Later, almost forty family members gathered in the Bratislava restaurant and broke bread together after a round of introductions and sharing of family information. We studied the family tree, which I have documented back to about 1760. Pictures were shown, stories told, and faces searched for family resemblance. I believe we were all changed by our experiences in Bratislava that September weekend.
And what about the others? Appolonia Gallisova, the ever-loyal friend who took in Sister Zdenka at perhaps her darkest moment, herself became Sister Lucia, a Sister of the Holy Cross. She served as a powerful witness in the beatification process and died on June 23, 2002, within hours of learning that the Holy Father has approved the petition. Anton Habovstiak, that tireless, dedicated writer who labored long and hard for a cause about which he was very passionate and saw to a successful conclusion, died on April 14, 2004. Helen Kordova-Wildova, at this writing, is living in England.

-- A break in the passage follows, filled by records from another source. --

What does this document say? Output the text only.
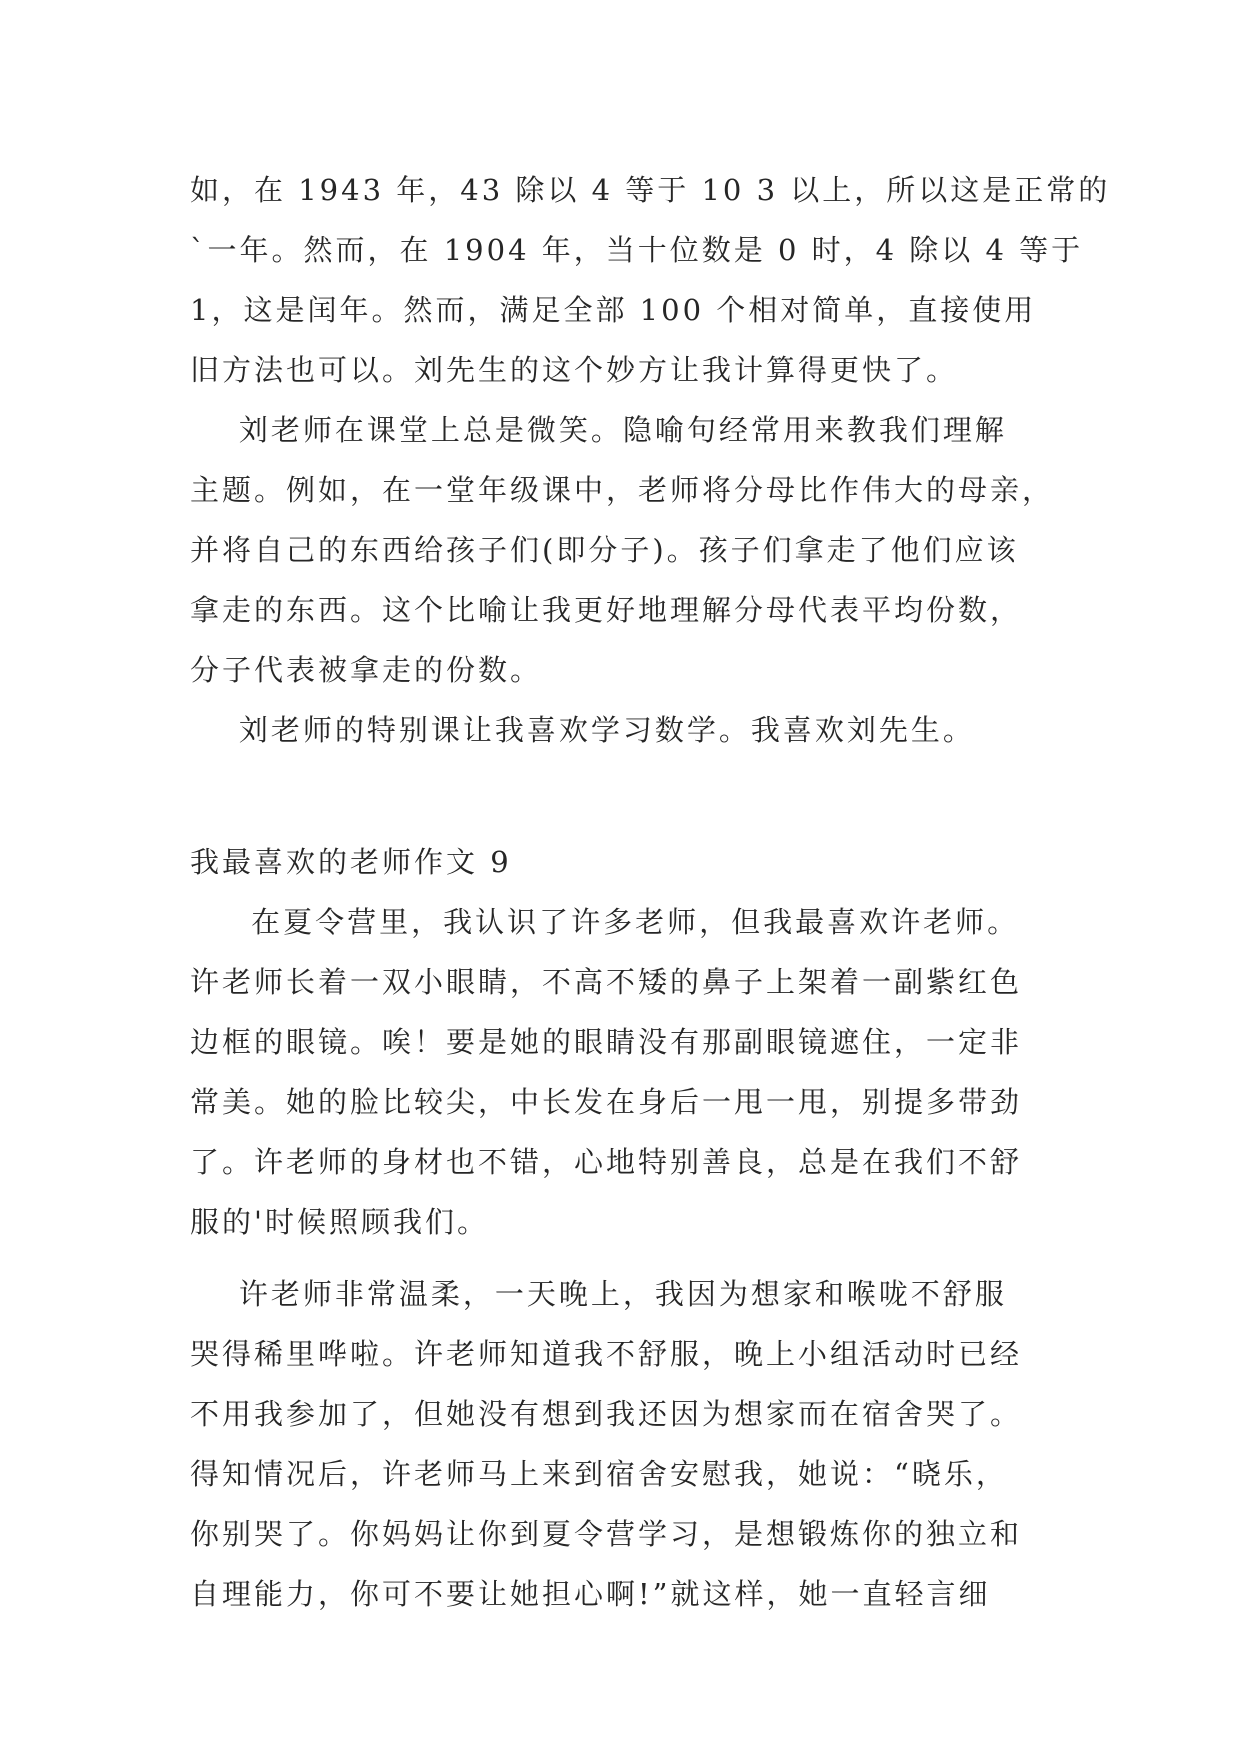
如，在 1943 年，43 除以 4 等于 10 3 以上，所以这是正常的
`一年。然而，在 1904 年，当十位数是 0 时，4 除以 4 等于
1，这是闰年。然而，满足全部 100 个相对简单，直接使用
旧方法也可以。刘先生的这个妙方让我计算得更快了。
刘老师在课堂上总是微笑。隐喻句经常用来教我们理解
主题。例如，在一堂年级课中，老师将分母比作伟大的母亲，
并将自己的东西给孩子们(即分子)。孩子们拿走了他们应该
拿走的东西。这个比喻让我更好地理解分母代表平均份数，
分子代表被拿走的份数。
刘老师的特别课让我喜欢学习数学。我喜欢刘先生。
我最喜欢的老师作文 9
在夏令营里，我认识了许多老师，但我最喜欢许老师。
许老师长着一双小眼睛，不高不矮的鼻子上架着一副紫红色
边框的眼镜。唉！要是她的眼睛没有那副眼镜遮住，一定非
常美。她的脸比较尖，中长发在身后一甩一甩，别提多带劲
了。许老师的身材也不错，心地特别善良，总是在我们不舒
服的'时候照顾我们。
许老师非常温柔，一天晚上，我因为想家和喉咙不舒服
哭得稀里哗啦。许老师知道我不舒服，晚上小组活动时已经
不用我参加了，但她没有想到我还因为想家而在宿舍哭了。
得知情况后，许老师马上来到宿舍安慰我，她说：“晓乐，
你别哭了。你妈妈让你到夏令营学习，是想锻炼你的独立和
自理能力，你可不要让她担心啊!”就这样，她一直轻言细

There is more to the story of Blessed Zdenka Schellingova than what you have read here, and much remains a mystery. My hope is that by writing of the events of her life and the experiences relating to her beatification, readers will come to know her. Shortly before her death, Sister Zdenka said that love and forgiveness (even of our enemies) are the greatest things in life. In those words, she set a powerful example for us to follow. We, her family, will be forever filled with wonder each time we contemplate the depth of her commitment to God and to her fellow man, and we will be humbled by the lessons she has taught us.